So, there is literally so much more that I have wanted to do with this blog that I have not had the time/taken the time to do. But as this my first year of college is nearing its end, I find it extremely necessary to take a study break and share with you just a little reflection on where I am right now and how I got here. Be on the look out for some more posts filling you in on my year in the near future as well.
Let me start by saying that I am so extremely blessed beyond measure to be here right now. I can honestly say if not for the work of the mighty God I serve I would not be here. The Ohio State University Department of Dance was a dream that I did not think would become a reality, and yet here I am. For that, all the credit must go to Him.
This year has exposed me to a multitude of things that I have never had the opportunity to even imagine experiencing before. I have learned about myself and found new interests. The classes I have taken have been incredibly influential in opening my mind to a world previously unknown. If I were to be transparent, I came into the Department knowing very little about this world in which I want to make a career and name for myself. From day one, my Freshman Seminar class started to push me to understand myself and why I dance. The Artist Statement that is featured on this blog is a product of an in class assignment. I have grown from a girl who just “loves to dance” to a woman who dances because it is the form of expression in which I feel that I am most free, open, and myself. But let me not get side tracked, visit the page to read more about it.
I am part of (in my opinion) one of the most incredibly talented classes that has come through OSUdance. They don’t call us the “Amazing Freshman” for no reason! Over the course of this year, we have sweated together, learned together, and grown together. For me, one of the most intimidating parts of coming into this program was being surrounded by all of these phenomenal dancers. I am in awe every time that I am working with my classmates. They are part of the reason why I have developed as I have — they push me to become a better dancer. There is nothing like the feeling of coming into technique class everyday and being surrounded by the 30 of your closest friends; people who actually know you, who understand your passion and drive, and don’t have to ask you,, “So what do you do as a ‘Dance major’?”. To my classmates: thank you for being who you are. We are the Amazing Freshman now, but we will continue to take the Department and the dance world by storm in the years to come! I love you guys.
I would also be remiss not to mention the two people in the Department that have had the hugest impart on me:
Sofie, I love you much. As I told you last week, you now have 33 children. You have become “Mommy Sofie,” and like any mother, you have not only been there for us during the good times, but also pushed us outside of our comfort zones at times as well. For me personally, I learned so much from you in your class last semester. I’m not sure how much of it you were able to see, but I know that I would not be where I am without your great instruction. For that, I thank you!

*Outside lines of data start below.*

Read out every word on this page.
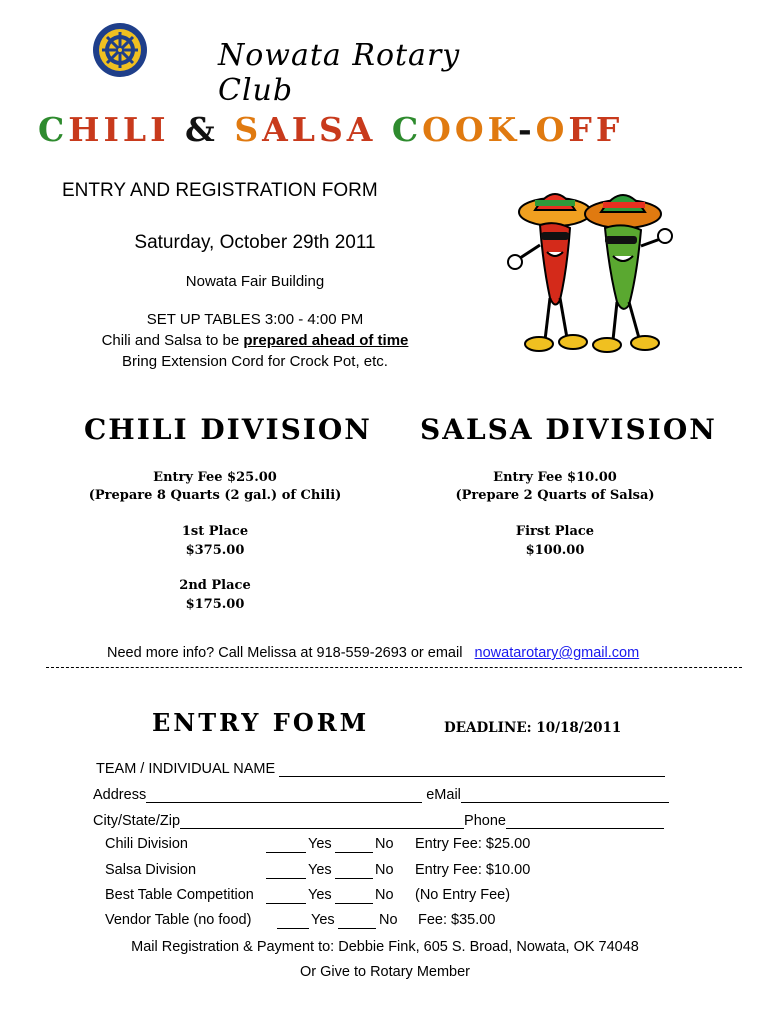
Nowata Rotary Club
CHILI & SALSA COOK-OFF
ENTRY AND REGISTRATION FORM
Saturday, October 29th 2011
Nowata Fair Building
SET UP TABLES 3:00 - 4:00 PM
Chili and Salsa to be prepared ahead of time
Bring Extension Cord for Crock Pot, etc.
CHILI DIVISION
Entry Fee $25.00
(Prepare 8 Quarts (2 gal.) of Chili)
1st Place
$375.00
2nd Place
$175.00
SALSA DIVISION
Entry Fee $10.00
(Prepare 2 Quarts of Salsa)
First Place
$100.00
Need more info? Call Melissa at 918-559-2693 or email nowatarotary@gmail.com
ENTRY FORM	DEADLINE: 10/18/2011
TEAM / INDIVIDUAL NAME
Address	eMail
City/State/Zip	Phone
Chili Division	Yes	No Entry Fee: $25.00
Salsa Division	Yes	No Entry Fee: $10.00
Best Table Competition	Yes	No (No Entry Fee)
Vendor Table (no food)	Yes	No Fee: $35.00
Mail Registration & Payment to: Debbie Fink, 605 S. Broad, Nowata, OK 74048
Or Give to Rotary Member
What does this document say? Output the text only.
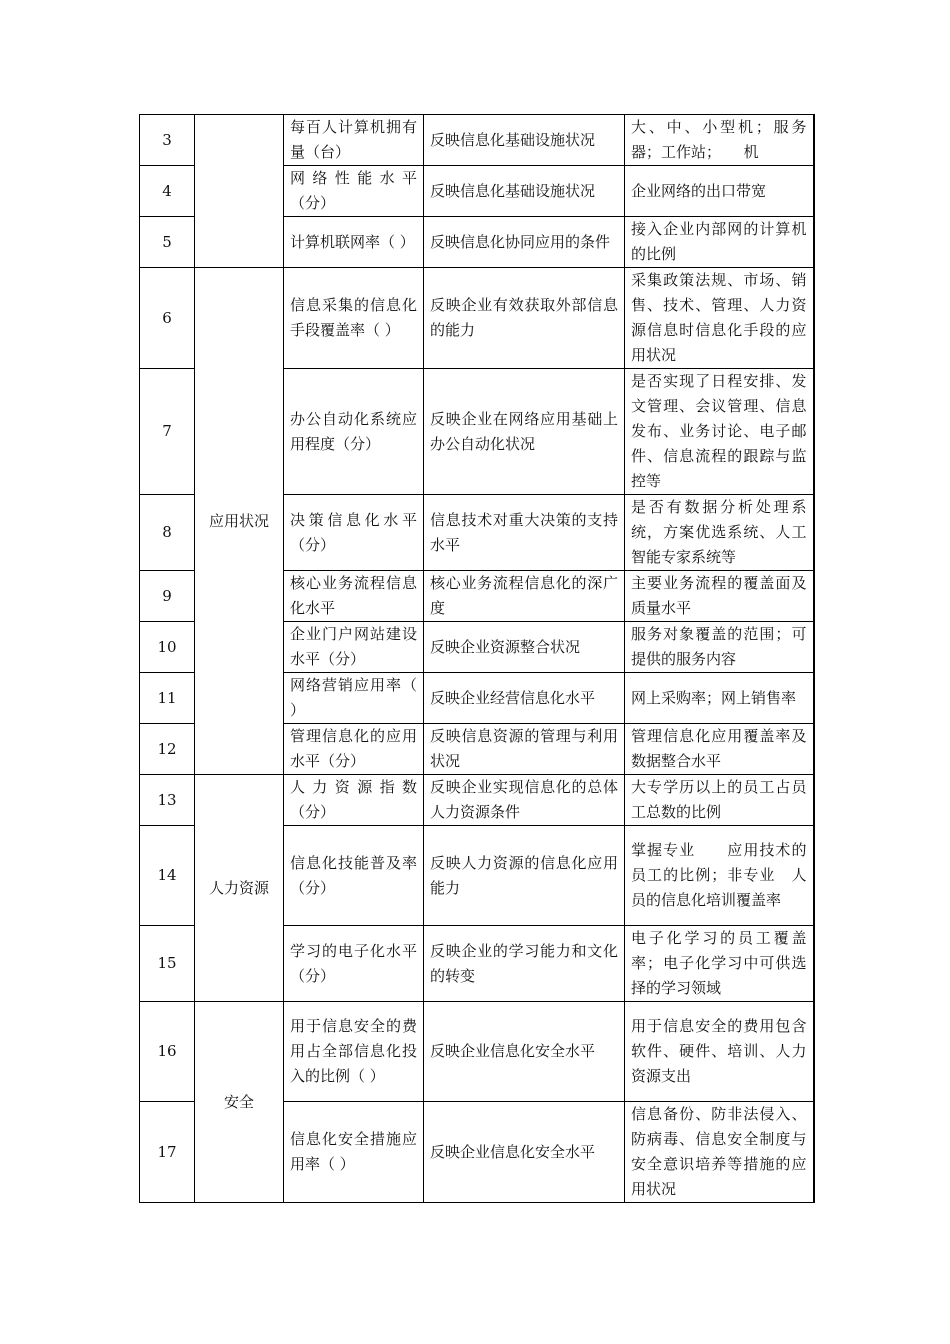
3		每百人计算机拥有量（台）	反映信息化基础设施状况	大、中、小型机；服务器；工作站；　　机
4		网络性能水平（分）	反映信息化基础设施状况	企业网络的出口带宽
5		计算机联网率（ ）	反映信息化协同应用的条件	接入企业内部网的计算机的比例
6	应用状况	信息采集的信息化手段覆盖率（ ）	反映企业有效获取外部信息的能力	采集政策法规、市场、销售、技术、管理、人力资源信息时信息化手段的应用状况
7		办公自动化系统应用程度（分）	反映企业在网络应用基础上办公自动化状况	是否实现了日程安排、发文管理、会议管理、信息发布、业务讨论、电子邮件、信息流程的跟踪与监控等
8		决策信息化水平（分）	信息技术对重大决策的支持水平	是否有数据分析处理系统，方案优选系统、人工智能专家系统等
9		核心业务流程信息化水平	核心业务流程信息化的深广度	主要业务流程的覆盖面及质量水平
10		企业门户网站建设水平（分）	反映企业资源整合状况	服务对象覆盖的范围；可提供的服务内容
11		网络营销应用率（ ）	反映企业经营信息化水平	网上采购率；网上销售率
12		管理信息化的应用水平（分）	反映信息资源的管理与利用状况	管理信息化应用覆盖率及数据整合水平
13	人力资源	人力资源指数（分）	反映企业实现信息化的总体人力资源条件	大专学历以上的员工占员工总数的比例
14		信息化技能普及率（分）	反映人力资源的信息化应用能力	掌握专业　　应用技术的员工的比例；非专业　人员的信息化培训覆盖率
15		学习的电子化水平（分）	反映企业的学习能力和文化的转变	电子化学习的员工覆盖率；电子化学习中可供选择的学习领域
16	安全	用于信息安全的费用占全部信息化投入的比例（ ）	反映企业信息化安全水平	用于信息安全的费用包含软件、硬件、培训、人力资源支出
17		信息化安全措施应用率（ ）	反映企业信息化安全水平	信息备份、防非法侵入、防病毒、信息安全制度与安全意识培养等措施的应用状况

Abby, literally, I was heartbroken not to be in your choreography for Drums Downtown this year, especially because you are leaving us for U of I next year. I don’t think you understand how much of an impact you made on my life. In your class, watching you dance, I learned more than just technique. My body grew physically (I now am aware of muscles I didn’t even know I had) and my mind was strengthened as well. The raw physicality that you exuded so effortlessly and demanded from your students was at times almost overwhelming, and I wanted to quit many times because of how frustrated I became with myself. But yesterday, you told me, “Don’t stop. I would have given up a long time ago if I had listened to what everyone told me.” That is what I took from you. It doesn’t matter what any one says now because I know within me that I will make it. Thank you for sharing that with me. I love you with all my heart, Abby, and OSUdance will miss you next year. Don’t be surprised when you see me pop up sometime lol 🙂
To all of my other instructors, your classes have all been an extremely formative experience for me as well. I am thankful for everything that you all have given me. Trust that I will not forget.
With that, I must return to my studies. I don’t have enough words to express this year… but let’s just say that it has been really incredibly, amazingly, perfectly (and imperfectly) GOOD.